Datasets featuring global, high-level flight schedules per aircraft, extracted from ADS-B position reports.
Published per quarter of a year, starting from 2024+ onwards. Covers all flights as long as within coverage of the ADSBlol initiative.
- This project uses the ADS-B data from the ADSBlol initiative. Consider supporting their great project.
- This project uses validation data from vradarserver/Andrew Whewell to check extracted routes with additional route data (based on aircraft callsign). Again, consider supporting this initiative.
Each day, ADSBlol publishes ADS-B data in two versions: prod-0 and staging-0. The largest file (by file size) is selected for each day.
After extracting the data, only the 'full' ADS-B transmissions are retained — approximately 1 out of every 4 transmissions. This ensures that processing all cumulative data for each quarter of a year remains feasible:
See the Releases section of this repository for a parquet file with the flights per aircraft, per quarter of a year.

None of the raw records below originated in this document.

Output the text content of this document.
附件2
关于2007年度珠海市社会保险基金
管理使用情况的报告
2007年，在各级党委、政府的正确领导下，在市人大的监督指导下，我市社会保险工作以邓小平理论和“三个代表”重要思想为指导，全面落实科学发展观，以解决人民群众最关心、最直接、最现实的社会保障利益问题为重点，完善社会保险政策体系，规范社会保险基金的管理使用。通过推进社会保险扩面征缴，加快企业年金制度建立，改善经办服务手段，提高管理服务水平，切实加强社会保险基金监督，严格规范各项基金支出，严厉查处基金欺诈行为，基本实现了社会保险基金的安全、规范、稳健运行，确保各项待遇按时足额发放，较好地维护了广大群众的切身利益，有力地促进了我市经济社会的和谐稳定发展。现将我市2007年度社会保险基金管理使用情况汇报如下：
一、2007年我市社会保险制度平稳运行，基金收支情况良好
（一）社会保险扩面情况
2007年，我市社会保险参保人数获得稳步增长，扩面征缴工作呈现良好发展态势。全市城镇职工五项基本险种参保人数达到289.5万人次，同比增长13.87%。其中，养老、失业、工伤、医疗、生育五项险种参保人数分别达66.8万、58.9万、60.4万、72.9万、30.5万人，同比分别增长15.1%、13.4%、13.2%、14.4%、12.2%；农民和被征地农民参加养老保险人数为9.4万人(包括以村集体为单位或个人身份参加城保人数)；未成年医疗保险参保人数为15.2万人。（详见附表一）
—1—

The parquet filetype has been selected to keep flights data manageable in terms of size and processing/loading times. Each quarter features approx. 10-12+ million flights and ~500,000 aircraft, which in csv format would total approx. 3 GB. Hence the selection of a parquet filetype, which stays far below 1 GB. Loading a parquet file is very straightforward with python:
df = pandas.read_parquet('2024_Q1.parquet')
Furthermore, to check the parquet dataset without python, you can use tools like ParquetViewer which feature a user interface/GUI and can be installed on Windows as exe.
The data is published per quarter of a year. The 4 quarters of each year feature some overlap to ensure no flights are incomplete (not cut in half).
Given potentially limited ADS-B reception coverage of the ADSBlol initiative in certain continents, some aircraft tracks start after the airport of origin or end before the airport of destination. For those cases, the flights data has been enhanced by looking up the aircraft flight callsign and matching it with the open-source aircraft callsign vs route dataset of vradarserver/Andrew Whewell.
Given ADS-B transmissions simply sending location data, wrong location data as a result of GPS spoofing can also be transmitted. Once more, the added column with callsign vs route lookup allows to filter out those flights where aircraft emitted wrong position data.
Status Q2 2024 Number of receivers/antennas of ADSBlol initiative (image above)
Aircraft coverage of ADSBlol initiative. Time of day ~13:00 UTC to have reasonable ops in all continents - no midnight situation in major markets (image above)
Given the fact that ADSBlol coverage improves regularly, validation of the extracted flights is a never finished task, especially given the global scope.
At present, each quarter of extracted flights features approx. 10-13+ million flights and ~500,000 aircraft.
Validation Case Study - AMS/EHAM Reference Day 2024-06-14
-
Number of (commercial!) flights extracted from ADS-B data vs # flights from AMS schedule --> significantly close, within 5% error margin
-
Airline representation --> significantly close, within 5% error margin
-
Destination/origin of a flight accurate 73% of time purely based on ADS-B track data, improved to 95+% by using callsign vs route lookup
Please use in line with the license defined in this repository. No guarantee, no liability, no warranty. All open-source.
This concerns high-level/approximated RWY times in UTC, so lift-off time for departures and touchdown time for arrivals. This is generally reference to the first 'ground' entry for arrivals, and the last 'ground' entry for departures. However, there can also be cases with more limited ADS-B coverage, where the track does not start or stop at the airport:
For those cases, the beginning/end of the track has been selected as the time of the flight. For further implications, see section below.
Similar to the section above, for those cases where the track does not start or stop at the airport, multiple airports in the vicinity of the first/last position of the ADS-B track have been listed as options. To nevertheless determine the plausible airport of origin/destination, validation data from vradarserver/Andrew Whewell has been included to match the aircraft flight callsign with external route data.
In case of go-arounds/touch-and-go/balked landings, only the final touchdown is counted as touchdown time of the flight (with commercial flights in mind).